|
Bob Dolmans unverblümte Filmkomödie mit Goldie Hawn, Susan Sarandon und Geoffrey Rush.
Die draufgängerische "Vinnie" hat sich zur seriösen "Lavinia" gemausert. Adrette Kostüme in Beige sind standesgemäß für die Frau eines Anwalts und Mutter zweier fast erwachsener Töchter. Das Ex-Flittchen hat die Kurve gekratzt in die bessere Gesellschaft. Alle Erinnerungen an flotte "Groupie"-Zeiten scheinen perfekt abgestreift.
Aber da taucht Suzette auf, die Jugendfreundin: ganz die Alte, in jeder Hinsicht.

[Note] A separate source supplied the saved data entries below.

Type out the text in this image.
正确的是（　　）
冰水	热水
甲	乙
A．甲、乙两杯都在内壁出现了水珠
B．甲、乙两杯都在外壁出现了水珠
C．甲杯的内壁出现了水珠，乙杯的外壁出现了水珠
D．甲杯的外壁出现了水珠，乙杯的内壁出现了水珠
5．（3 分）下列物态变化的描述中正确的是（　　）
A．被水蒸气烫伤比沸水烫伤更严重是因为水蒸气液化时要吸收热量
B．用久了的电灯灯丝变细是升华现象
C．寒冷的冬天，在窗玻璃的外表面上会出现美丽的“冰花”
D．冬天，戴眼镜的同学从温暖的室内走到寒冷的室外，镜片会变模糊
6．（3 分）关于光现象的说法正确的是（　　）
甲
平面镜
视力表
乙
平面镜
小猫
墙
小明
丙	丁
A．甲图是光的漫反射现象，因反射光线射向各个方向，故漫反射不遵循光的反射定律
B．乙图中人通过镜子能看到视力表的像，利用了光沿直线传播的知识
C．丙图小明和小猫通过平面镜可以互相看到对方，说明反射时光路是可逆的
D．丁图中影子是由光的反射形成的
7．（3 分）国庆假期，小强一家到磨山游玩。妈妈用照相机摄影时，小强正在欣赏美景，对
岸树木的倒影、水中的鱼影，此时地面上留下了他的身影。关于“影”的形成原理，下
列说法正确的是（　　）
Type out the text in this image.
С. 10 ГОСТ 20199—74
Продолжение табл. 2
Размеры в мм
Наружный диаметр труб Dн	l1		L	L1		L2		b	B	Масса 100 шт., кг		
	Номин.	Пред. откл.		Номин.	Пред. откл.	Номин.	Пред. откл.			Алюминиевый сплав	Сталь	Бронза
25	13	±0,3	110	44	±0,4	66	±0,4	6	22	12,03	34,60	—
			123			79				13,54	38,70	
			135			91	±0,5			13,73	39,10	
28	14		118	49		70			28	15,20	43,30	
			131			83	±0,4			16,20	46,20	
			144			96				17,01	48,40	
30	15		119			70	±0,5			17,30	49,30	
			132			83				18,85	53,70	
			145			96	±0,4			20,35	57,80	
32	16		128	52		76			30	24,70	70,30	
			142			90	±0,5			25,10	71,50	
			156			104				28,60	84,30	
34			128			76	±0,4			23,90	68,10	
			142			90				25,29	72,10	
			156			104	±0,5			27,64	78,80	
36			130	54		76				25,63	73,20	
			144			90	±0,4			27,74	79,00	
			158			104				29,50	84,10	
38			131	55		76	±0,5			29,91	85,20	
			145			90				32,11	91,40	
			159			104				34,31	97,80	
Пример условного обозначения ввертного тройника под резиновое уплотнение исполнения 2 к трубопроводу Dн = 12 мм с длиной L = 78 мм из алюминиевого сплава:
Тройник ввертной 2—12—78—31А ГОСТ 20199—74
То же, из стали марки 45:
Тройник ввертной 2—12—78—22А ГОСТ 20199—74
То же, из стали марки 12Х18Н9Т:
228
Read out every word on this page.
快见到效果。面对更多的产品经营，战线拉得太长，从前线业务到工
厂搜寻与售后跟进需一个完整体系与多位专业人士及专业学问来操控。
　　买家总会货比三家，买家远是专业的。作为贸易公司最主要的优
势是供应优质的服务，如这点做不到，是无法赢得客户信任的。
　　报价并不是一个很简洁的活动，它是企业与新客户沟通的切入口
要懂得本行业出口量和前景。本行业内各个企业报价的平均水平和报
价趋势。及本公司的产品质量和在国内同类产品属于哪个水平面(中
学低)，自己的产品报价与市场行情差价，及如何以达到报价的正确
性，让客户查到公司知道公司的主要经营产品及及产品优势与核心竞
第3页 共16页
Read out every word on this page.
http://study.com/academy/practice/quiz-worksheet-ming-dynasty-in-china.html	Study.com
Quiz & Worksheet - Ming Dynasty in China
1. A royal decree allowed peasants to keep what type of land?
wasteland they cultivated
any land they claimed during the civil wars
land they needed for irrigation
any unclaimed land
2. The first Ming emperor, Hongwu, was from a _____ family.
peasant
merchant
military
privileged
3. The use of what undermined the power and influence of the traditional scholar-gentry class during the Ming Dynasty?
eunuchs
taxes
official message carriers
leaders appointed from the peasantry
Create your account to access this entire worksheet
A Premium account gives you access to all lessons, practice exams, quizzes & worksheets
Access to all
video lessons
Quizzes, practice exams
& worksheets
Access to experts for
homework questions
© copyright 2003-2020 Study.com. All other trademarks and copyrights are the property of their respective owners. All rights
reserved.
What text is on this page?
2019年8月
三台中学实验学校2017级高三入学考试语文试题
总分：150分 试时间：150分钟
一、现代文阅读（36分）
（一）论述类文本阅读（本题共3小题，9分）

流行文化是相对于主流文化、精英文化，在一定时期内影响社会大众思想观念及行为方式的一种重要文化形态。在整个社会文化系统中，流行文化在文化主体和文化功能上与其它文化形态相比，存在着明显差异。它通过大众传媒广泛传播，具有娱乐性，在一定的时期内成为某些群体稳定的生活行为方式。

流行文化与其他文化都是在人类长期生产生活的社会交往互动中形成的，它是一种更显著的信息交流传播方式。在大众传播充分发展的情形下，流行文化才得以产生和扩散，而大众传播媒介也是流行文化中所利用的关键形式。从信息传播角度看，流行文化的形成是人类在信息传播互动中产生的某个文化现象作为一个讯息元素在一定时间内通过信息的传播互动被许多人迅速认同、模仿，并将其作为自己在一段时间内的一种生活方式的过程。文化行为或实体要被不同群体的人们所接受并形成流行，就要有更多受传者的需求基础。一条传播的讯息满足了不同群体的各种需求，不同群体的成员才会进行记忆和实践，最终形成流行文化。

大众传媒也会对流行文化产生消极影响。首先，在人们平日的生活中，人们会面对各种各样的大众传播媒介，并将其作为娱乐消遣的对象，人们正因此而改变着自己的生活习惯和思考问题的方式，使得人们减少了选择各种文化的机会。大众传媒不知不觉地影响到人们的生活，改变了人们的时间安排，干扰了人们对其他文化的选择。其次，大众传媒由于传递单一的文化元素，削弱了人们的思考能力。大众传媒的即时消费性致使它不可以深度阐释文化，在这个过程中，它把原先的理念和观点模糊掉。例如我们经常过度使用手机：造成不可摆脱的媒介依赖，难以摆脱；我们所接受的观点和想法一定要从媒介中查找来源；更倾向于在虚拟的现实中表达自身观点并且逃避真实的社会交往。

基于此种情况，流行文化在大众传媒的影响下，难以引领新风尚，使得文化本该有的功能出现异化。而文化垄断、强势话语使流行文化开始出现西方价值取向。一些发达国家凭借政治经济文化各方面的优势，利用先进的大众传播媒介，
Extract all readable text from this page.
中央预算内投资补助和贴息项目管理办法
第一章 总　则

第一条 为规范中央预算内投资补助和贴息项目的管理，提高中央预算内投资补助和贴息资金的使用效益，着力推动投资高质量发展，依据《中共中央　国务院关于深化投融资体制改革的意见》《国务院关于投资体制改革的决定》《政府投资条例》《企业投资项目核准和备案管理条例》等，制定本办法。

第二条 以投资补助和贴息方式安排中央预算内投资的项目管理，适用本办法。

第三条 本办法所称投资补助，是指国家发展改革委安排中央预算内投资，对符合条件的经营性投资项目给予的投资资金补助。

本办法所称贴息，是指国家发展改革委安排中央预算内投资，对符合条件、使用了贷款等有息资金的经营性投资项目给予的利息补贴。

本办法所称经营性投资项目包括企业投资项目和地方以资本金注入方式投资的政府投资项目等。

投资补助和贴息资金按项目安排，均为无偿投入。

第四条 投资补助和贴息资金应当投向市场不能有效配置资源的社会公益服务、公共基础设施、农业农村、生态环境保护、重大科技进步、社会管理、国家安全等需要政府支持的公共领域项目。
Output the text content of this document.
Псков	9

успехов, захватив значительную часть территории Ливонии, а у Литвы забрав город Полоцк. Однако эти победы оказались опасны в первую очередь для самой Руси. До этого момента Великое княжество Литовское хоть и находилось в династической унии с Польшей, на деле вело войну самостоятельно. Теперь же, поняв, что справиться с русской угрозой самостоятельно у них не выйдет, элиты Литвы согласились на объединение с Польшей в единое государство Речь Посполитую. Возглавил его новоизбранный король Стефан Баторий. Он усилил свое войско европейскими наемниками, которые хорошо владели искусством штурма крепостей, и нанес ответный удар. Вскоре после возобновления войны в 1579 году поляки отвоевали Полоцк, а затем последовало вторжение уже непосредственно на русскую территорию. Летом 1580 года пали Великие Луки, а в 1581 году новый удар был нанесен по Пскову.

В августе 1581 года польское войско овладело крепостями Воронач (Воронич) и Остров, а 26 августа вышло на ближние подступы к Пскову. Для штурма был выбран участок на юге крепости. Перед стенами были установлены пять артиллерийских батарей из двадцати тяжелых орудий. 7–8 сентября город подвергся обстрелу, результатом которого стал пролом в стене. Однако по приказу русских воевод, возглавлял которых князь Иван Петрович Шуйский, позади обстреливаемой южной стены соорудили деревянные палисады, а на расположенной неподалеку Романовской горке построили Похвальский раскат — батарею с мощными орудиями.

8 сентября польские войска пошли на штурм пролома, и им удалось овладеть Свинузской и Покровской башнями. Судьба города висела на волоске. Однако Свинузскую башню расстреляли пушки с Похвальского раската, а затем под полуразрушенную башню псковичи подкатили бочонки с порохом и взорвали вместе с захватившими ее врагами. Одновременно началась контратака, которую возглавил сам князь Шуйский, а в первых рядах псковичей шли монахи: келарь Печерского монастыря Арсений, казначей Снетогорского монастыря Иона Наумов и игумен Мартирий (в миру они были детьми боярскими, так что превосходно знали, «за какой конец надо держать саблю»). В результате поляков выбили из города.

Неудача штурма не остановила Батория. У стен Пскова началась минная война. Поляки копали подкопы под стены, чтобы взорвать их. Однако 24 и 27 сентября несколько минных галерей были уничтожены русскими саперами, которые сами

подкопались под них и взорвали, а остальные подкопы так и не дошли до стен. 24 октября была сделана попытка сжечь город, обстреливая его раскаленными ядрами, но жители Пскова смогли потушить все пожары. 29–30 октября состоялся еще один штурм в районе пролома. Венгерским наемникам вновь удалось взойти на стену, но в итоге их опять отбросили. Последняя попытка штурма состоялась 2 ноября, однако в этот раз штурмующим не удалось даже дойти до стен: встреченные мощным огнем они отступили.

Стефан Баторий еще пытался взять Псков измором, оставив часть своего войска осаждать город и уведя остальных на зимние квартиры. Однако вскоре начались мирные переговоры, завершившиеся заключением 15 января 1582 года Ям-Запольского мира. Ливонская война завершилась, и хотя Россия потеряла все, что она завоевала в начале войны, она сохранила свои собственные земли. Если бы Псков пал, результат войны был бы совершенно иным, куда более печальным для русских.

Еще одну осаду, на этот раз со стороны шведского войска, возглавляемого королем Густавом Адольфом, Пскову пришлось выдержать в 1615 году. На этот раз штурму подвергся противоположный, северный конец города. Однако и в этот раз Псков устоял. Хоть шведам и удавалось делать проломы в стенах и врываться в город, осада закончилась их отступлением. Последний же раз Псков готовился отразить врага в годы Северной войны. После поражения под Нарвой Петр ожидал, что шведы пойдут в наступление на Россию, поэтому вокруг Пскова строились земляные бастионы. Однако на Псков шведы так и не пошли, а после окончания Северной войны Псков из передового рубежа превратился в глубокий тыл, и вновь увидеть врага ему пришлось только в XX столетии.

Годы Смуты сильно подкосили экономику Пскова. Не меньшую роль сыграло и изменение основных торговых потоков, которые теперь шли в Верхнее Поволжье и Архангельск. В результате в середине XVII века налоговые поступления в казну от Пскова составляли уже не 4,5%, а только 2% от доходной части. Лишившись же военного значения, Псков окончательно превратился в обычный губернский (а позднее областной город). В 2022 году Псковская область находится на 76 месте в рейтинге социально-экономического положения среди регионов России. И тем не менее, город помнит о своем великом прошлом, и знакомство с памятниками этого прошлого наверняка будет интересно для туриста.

Ihrem Outfit und ihren Umgangsformen ist sie seit zwei Jahrzehnten entwachsen - aber was soll's? Klar, dass die Wiederbegegnung der beiden zum Komödienstoff taugt.
Mit einer raffinierten Story hat sich Regisseur Bob Dolman nicht lange aufgehalten. Die Geschichte wird geradlinig erzählt, Zufälle in der Handlung lassen nicht auf sich warten. Eigentlich hat man das alles schon irgendwo - und meist: besser - gesehen ("Thelma und Luise").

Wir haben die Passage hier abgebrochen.